Arachidonic acid (AA) can be released from membrane phospholipids by the action of phospholipase A 2 (PLA 2). There is evidence that unsaturated fatty acids, particularly AA, released from membrane phospholipids are required to activate the respiratory burst of macrophages. The data reported here indicate that peritoneal macrophages harvested 30 min after i.p. injection of PLA 2 can phagocytose Candida albicans more efficiently and emit more chemoluminescence (CL) than normal cells when stimulated by zymosan. PLA 2 injection also enhances the CL of peritoneal cells from mice already stimulated by immunomodulators such as trehalose dimycolate (TDM), bestatin, or oncostatic drugs such as aclacinomycin (ACM).
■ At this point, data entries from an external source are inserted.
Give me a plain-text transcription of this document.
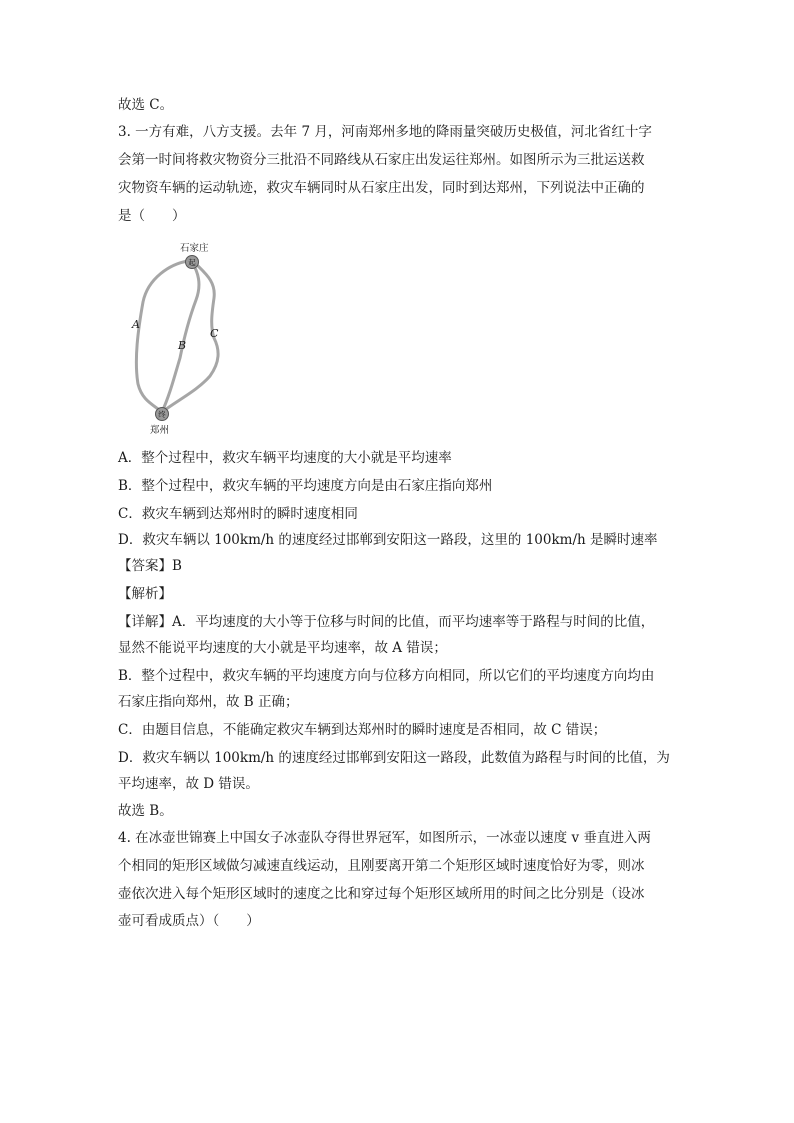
故选 C。
3. 一方有难，八方支援。去年 7 月，河南郑州多地的降雨量突破历史极值，河北省红十字
会第一时间将救灾物资分三批沿不同路线从石家庄出发运往郑州。如图所示为三批运送救
灾物资车辆的运动轨迹，救灾车辆同时从石家庄出发，同时到达郑州，下列说法中正确的
是（　　）
石家庄
起
终
A
B
C
郑州
A．整个过程中，救灾车辆平均速度的大小就是平均速率
B．整个过程中，救灾车辆的平均速度方向是由石家庄指向郑州
C．救灾车辆到达郑州时的瞬时速度相同
D．救灾车辆以 100km/h 的速度经过邯郸到安阳这一路段，这里的 100km/h 是瞬时速率
【答案】B
【解析】
【详解】A．平均速度的大小等于位移与时间的比值，而平均速率等于路程与时间的比值，
显然不能说平均速度的大小就是平均速率，故 A 错误；
B．整个过程中，救灾车辆的平均速度方向与位移方向相同，所以它们的平均速度方向均由
石家庄指向郑州，故 B 正确；
C．由题目信息，不能确定救灾车辆到达郑州时的瞬时速度是否相同，故 C 错误；
D．救灾车辆以 100km/h 的速度经过邯郸到安阳这一路段，此数值为路程与时间的比值，为
平均速率，故 D 错误。
故选 B。
4. 在冰壶世锦赛上中国女子冰壶队夺得世界冠军，如图所示，一冰壶以速度 v 垂直进入两
个相同的矩形区域做匀减速直线运动，且刚要离开第二个矩形区域时速度恰好为零，则冰
壶依次进入每个矩形区域时的速度之比和穿过每个矩形区域所用的时间之比分别是（设冰
壶可看成质点）（　　）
CL is not sensitive to potassium cyanide (KCN), but is inhibited by catalase, superoxide dismutase (SOD), nordihydroguaiaretic acid (NDGA) and high doses of indomethacin (10- 3M). In vivo PLA 2 treatment stimulates the synthesis of both cyclooxygenase and lipoxygenase derivatives of AA metabolism (PGE 2, 6-keto, PGF 1∞ TXB 2 and LTC 4). Inhibitors of AA metabolism (NDGA, indomethacin) modulate the production of free oxidizing radicals in this experimental model, partly because of their effect on AA metabolism, as determined by the measuring immunoreactive products. However, this work indicates that the effects of these inhibitors, which have been extensively used in CL studies, should be interpreted with caution, since their specificity for AA metabolism is relative.